"I'll make a statue of that man," said Edison to me one day when he was still groping in the dark for the secret of his temporary defeat, "and I'll illuminate it brilliantly with Edison lamps and inscribe it: 'This is the man who said the Edison lamp would not burn.'"

To go back to Edison, shaking his bottle in the sunlight, his brown study gave way to a pleasant smile of welcome when I had made my business known. "Take a look at these filings," he said, making room for me at the bench. "See how curiously they settle when I shake the bottle up. In alcohol they behave one way, but in oil in this way. Isn't that the most curious thing you ever saw—better than a play at one of your city theatres, eh?" and he chuckled to himself as he shook them up again.

"What I want to know," he went on, more to himself than to me, "is what they mean by it, and I'm going to find out." To me the interesting spectacle was Edison tossing up his bottle and watching the filings settle, and not the curious behavior of the filings.

When he put the bottle by, with a deep sigh, he took me over the whole place, pointing out with particular pride the apparatus for making the paper carbons for the lamps, and the new forms of Sprengel mercury pumps that did better work in extracting air from the lamps than any yet devised.

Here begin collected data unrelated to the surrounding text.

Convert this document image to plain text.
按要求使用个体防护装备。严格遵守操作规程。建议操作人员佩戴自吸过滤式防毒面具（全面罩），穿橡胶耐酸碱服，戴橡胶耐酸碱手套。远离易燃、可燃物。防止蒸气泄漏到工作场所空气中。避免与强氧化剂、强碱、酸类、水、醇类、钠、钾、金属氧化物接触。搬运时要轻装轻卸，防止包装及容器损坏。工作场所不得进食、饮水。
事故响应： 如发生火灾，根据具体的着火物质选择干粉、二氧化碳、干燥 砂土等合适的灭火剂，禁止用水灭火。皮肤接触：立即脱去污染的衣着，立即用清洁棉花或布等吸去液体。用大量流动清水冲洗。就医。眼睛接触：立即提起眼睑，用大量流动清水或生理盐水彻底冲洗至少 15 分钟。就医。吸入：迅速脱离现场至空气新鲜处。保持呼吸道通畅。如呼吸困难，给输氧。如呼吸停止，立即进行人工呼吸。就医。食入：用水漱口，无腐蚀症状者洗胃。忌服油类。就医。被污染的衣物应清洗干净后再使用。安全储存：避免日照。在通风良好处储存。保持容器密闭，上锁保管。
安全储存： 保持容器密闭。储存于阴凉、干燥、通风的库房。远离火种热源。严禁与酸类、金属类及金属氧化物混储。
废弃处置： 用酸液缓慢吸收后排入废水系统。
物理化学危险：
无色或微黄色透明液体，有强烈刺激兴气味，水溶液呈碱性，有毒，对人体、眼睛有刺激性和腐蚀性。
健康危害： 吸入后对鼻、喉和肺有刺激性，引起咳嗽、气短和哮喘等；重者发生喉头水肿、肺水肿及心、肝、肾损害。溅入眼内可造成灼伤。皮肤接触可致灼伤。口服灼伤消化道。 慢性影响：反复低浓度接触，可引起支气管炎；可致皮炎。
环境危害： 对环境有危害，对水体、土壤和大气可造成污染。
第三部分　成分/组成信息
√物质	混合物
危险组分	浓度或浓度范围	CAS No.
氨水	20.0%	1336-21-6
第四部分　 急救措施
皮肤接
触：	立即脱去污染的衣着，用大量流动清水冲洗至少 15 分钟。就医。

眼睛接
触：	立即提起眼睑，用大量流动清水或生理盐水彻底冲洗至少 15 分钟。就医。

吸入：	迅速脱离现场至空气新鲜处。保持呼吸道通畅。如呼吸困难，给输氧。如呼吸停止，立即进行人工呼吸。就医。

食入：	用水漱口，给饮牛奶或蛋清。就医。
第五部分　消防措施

Looking back to that first visit to Edison, the first of perhaps a score that I have had occasion to make him in the last fifteen years, what impressed me most was the immensity of the field in which he takes an interest. Ask Edison what he thinks will be the next step in the development of the sewing-machine, or the telescope, the microscope, the steam-engine, the electric-motor, the reaping-machine, or any device by which man accomplishes much work in little time, and invariably it will be found that he has some novel ideas upon the subject, perhaps fanciful in the extreme, but practical enough to show that he has pondered the matter. He shares the opinion of the gentleman who insists that whatever is is wrong, but only to this extent: that whatever is might be better. Authority means nothing to him; he must test for himself. For instance, it is well known that he rejects the Newtonian theory in part and holds that motion is an inherent property of matter; that it pushes, finding its way in the direction of least resistance, and is not pulled or attracted. "It seems to me," he said once, "that every atom is possessed by a certain amount of primitive intelligence. Look at the thousand ways in which atoms of hydrogen combine with those of other elements, forming the most diverse substances. Do you mean to say that they do this without intelligence? Atoms in harmonious and useful relation assume beautiful or interesting shapes and colors, or give forth a pleasant perfume, as if expressing their satisfaction. In sickness, death, decomposition, or filth the disagreement of the component atoms immediately makes itself felt by bad odors." It is partly due to this belief in the sensibility of atoms that Edison attributes his faith in an intelligent Creator.

Handwritten letter.

It is hard to say into what field of inquiry Edison has not dipped. He told me once that whenever he travelled he carried a note-book with him, in which he jotted down suggestions for experiments to be made. Railway journeys, at a time when Edison was a constant traveller, were productive of much material of this kind, for the inventor never sleeps when travelling, and his brain works, going over, even in a doze, the thousand and one aspects of his work, and evolving theories to be dismissed almost as soon as evolved. His mind, when at rest, reviews his day's work almost automatically, just as a chess player's brain will, after an exciting game, go over every situation in a half dream-like condition and evolve new solutions. He has great respect for even what appear to be the most inconsequential observations, provided they are made by a competent person, and a large force in his splendid laboratory at Orange is always employed in studies that appear to the outsider to be aimless; for instance, the action of chemicals upon various substances or upon each other. Strips of ivory in a certain oil become transparent in six weeks. A globule of mercury in water takes various shapes for the opposite poles of the electric-battery upon the addition of a little potassium. There is no present use for the knowledge of such facts, but it is recorded in voluminous note-books, and some day the connecting-link in the chain of an invaluable discovery may here be found.

My next visit to Menlo Park was a few months later, when I found Edison in bed sick with disappointment. The lamps had again taken to antics for which no remedy or explanation could be discovered. There was an air of desolation over the place. The laboratory was cold and comfortless. Upon every side were signs of strict economy. Most of the assistants were young men glad to work for little or nothing. For the last month Edison had been working in the direction of a general improvement of all parts of the lamp instead of devoting himself to one feature. Expert glass-blowers were brought to Menlo Park, the air-pumps were made more perfect, new substances were tried for carbons. All this had taken time, during which outsiders freely predicted failure. The stock in the enterprise fell to such a price that it was hard to raise money for the maintenance of the laboratory. It was argued, and with some truth, as I have had occasion to remark, that Edison had really discovered nothing new; he had attempted to do what a dozen famous men had tried before him and he had failed. The quotations of New York gas stocks rose again.